Bird strikes have bedeviled aviation for more than a century. All kinds of grizzled experts have failed to eliminate the dangers posed to pilots and passengers (not to mention the avian creatures involved) when birds and aircraft collide in mid-air.
So perhaps it’s time to let youngsters—specifically, 20-something cadets at the U.S. Air Force Academy in Colorado Springs, Colo.—give it a try.
In a nutshell, they’re exploring the notion of mounting sophisticated noise-making devices and flashing lights on aircraft to scare birds away. They’re taking a lesson from the old-timers, who have long placed noise-making guns near airports to keep birds at bay. But the cadets are looking to come up with the best combined audio-and-light system—perhaps a simple tone, or an ultrasonic pulse inaudible to humans, along with flashing lights—that would keep birds at far greater distances.
Birds, like many humans, prefer to avoid—rather than confront —something they perceive as dangerous. “If we can make aircraft a recognizable threat to birds, they will want to distance themselves from the danger,” says Cadet First Class (a senior, in civilian-speak) Carson Fugal of Park City, Utah. “We just need to figure out how to display aircraft as threats to birds in an aerodynamically and financially-feasible way.”
Bird-aircraft strikes are a growing problem, with the skies filling with more of each. Pilots also are more aware of the danger, contributing to increased counts of bird strikes. Such reported civil-aircraft collisions in the U.S. jumped from 1,748 in 1990 to 9,730 in 2011—a 450% increase—according to a 2012 report by the Federal Aviation Administration and the Department of Agriculture. In 1990, the strikes resulted in damage to less than one of every 100,000 commercial flights. By 2011, the rate had jumped to 1.36. That’s a 50% hike.
The Air Force has long had a program to reduce collisions between its planes and the sky’s original inhabitants: BASH, which is short for the Bird/Wildlife Aircraft Strike Hazard program. Midair collisions between birds and Air Force aircraft have destroyed 15 planes and killed 33 airmen since 1973. Bird strikes have been a problem for aircraft since Calbraith Rodgers’ Model EX Wright Pusher flew into a Larus californicus off the California coast in 1912, dooming all three.

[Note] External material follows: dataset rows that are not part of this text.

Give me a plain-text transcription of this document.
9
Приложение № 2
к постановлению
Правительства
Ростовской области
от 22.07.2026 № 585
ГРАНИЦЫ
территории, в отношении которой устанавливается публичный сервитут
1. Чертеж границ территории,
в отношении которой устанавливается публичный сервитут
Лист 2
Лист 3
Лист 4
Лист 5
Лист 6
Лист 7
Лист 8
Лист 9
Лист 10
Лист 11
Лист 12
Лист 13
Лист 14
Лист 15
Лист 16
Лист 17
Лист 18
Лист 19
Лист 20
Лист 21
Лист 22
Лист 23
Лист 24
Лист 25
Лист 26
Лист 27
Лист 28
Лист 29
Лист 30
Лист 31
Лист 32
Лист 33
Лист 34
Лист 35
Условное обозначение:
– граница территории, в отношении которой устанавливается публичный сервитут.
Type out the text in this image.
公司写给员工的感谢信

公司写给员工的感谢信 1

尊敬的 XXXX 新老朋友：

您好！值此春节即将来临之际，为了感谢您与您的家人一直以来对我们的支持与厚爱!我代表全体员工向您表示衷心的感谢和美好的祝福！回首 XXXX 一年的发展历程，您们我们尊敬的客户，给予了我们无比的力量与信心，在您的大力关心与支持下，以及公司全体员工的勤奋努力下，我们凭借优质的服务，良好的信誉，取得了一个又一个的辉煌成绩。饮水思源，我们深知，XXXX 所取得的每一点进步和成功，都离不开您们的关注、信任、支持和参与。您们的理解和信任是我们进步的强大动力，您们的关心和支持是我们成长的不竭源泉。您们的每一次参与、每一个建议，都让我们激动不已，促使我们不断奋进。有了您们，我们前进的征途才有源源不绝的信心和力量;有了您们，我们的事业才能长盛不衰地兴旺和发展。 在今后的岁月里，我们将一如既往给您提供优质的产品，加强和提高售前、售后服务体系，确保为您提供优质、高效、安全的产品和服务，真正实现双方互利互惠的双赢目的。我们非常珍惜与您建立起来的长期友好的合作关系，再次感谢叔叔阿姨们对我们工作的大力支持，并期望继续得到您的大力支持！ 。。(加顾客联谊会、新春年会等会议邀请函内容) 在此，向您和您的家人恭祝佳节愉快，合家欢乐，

Under the wing of the academy’s Aeronautics Research Center, eight cadets, building on research done by a similar group last year, are trying to find the right balance of sound and light to keep birds at bay without distracting nearby pilots. While speakers are used on some helicopters, their sound is less effective on faster fixed-wing planes. The cadets are trying to pinpoint the optimum kind of sound for the faster speeds, and pair it with flashing lights for additional deterrence. “With this combination of a safe and effective system, our team believes that it has the potential to reduce airborne bird strikes, ultimately saving money and lives,” says Cadet First Class Blake Abrecht of Farmington, Ark.
“Deterring birds from coming into the flight path of an aircraft without causing any harm to the birds is the project’s goal,” says Air Force Captain Jeff Newcamp, the cadets’ adviser. Their plan, he says, is to develop data showing the costs and benefits of adding such gear to aircraft, and sharing their findings with the military and airlines.
Beyond trying to make future flying safer, the cadets are also inspired by the academy’s past. Chesley “Sully” Sullenberger III, who successfully landed that Airbus on the Hudson River in 2009 following a bird strike, saving all 155 souls aboard, is a member of the class of 1973. Captain Glenn “Skip” Rogers also attended the academy, graduating in 1990. He was the pilot of an E-3 AWACS plane that crashed 42 seconds after takeoff in Alaska in 1995, killing all 24 aboard, after colliding with a flock of geese. “We’re goin’ in,” was Rogers’ last radio call. “We’re going down.”
He is buried in the Air Force Academy cemetery, not far from where current cadets are working to make such crashes a part of aviation history.